Now I want to restructure the query - to show me the orphaned documents... that are NOT associated with ANY users whatsoever ... so I use NOT EXISTS
like this:
SELECT documents.id
FROM documents
JOIN document_tags ON documents.id = document_tags.document_id
JOIN tag_groups ON document_tags.tag_id = tag_groups.tag_id
WHERE
NOT EXISTS (
SELECT 1 FROM user_groups
WHERE user_groups.group_id = tag_groups.group_id
)
If you compare the two queries, you'll see that the first two joins are identical - and the third join has moved into the NOT EXISTS.
I would not expect this second query to return document 314 - because the first query returns users that ARE associated with it. And yet, this second query returns document id 314... as an orphaned document.
Why?
I am probably missing something obvious - but I can't see what. Help?
Upvotes: 2
Views: 61
Reputation: 9994
That document 314 is returned from the second query means that document 314 has some tags that are in some tag groups that don't have associated user groups.

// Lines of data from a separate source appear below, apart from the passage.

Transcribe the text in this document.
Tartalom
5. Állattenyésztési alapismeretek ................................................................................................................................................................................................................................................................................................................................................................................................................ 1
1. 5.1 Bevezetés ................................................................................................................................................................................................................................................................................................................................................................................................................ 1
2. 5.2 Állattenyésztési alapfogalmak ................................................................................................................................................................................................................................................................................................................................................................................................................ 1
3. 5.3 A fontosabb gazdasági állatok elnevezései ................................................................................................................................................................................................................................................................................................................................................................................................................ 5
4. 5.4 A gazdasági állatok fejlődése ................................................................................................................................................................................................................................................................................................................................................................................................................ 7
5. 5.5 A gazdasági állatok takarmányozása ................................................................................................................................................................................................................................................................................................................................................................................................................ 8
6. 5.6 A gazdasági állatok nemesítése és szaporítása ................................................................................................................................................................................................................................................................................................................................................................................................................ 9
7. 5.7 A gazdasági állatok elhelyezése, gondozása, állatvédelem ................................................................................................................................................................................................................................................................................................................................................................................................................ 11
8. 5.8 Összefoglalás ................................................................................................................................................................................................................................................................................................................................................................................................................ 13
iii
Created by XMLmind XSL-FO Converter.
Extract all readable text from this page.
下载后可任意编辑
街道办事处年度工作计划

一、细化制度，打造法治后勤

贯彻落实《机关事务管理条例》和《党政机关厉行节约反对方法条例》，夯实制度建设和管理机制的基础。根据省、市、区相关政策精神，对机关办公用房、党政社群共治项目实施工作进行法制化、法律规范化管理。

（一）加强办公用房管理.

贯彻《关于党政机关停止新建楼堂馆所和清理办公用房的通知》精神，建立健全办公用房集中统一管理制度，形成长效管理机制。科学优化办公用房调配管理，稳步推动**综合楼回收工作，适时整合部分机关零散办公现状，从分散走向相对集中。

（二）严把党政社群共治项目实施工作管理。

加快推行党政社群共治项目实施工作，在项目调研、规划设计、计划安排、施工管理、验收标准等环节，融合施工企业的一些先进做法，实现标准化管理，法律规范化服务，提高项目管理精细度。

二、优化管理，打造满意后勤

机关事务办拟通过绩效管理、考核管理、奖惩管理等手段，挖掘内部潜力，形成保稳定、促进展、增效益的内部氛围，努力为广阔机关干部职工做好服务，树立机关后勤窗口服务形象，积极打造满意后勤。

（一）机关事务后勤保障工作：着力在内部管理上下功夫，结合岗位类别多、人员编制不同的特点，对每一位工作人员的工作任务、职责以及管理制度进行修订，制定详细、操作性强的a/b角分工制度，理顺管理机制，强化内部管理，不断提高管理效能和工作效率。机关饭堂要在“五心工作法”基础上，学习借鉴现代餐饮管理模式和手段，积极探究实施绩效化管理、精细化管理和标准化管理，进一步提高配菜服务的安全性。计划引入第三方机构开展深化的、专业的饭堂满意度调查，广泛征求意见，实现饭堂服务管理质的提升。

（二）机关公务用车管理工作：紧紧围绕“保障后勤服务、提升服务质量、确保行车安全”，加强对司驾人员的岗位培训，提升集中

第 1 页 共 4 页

Document 314 might still have other tags, or the tags it has might be in still other tag groups, that have associated user groups, thus why the first query also returns a non-empty result.
Upvotes: 0
Reputation: 85887
Document 314 is associated (via document_tags) with many tag_groups. Some of those tag_groups have associated user_groups (making the first query succeed), others don't have associated user_groups (making the second query succeed).
That is, your second query doesn't ask "is this document NOT associated with ANY users whatsoever?", it asks "is this document associated with at least one tag_group that doesn't have a corresponding user_group?".
Upvotes: 2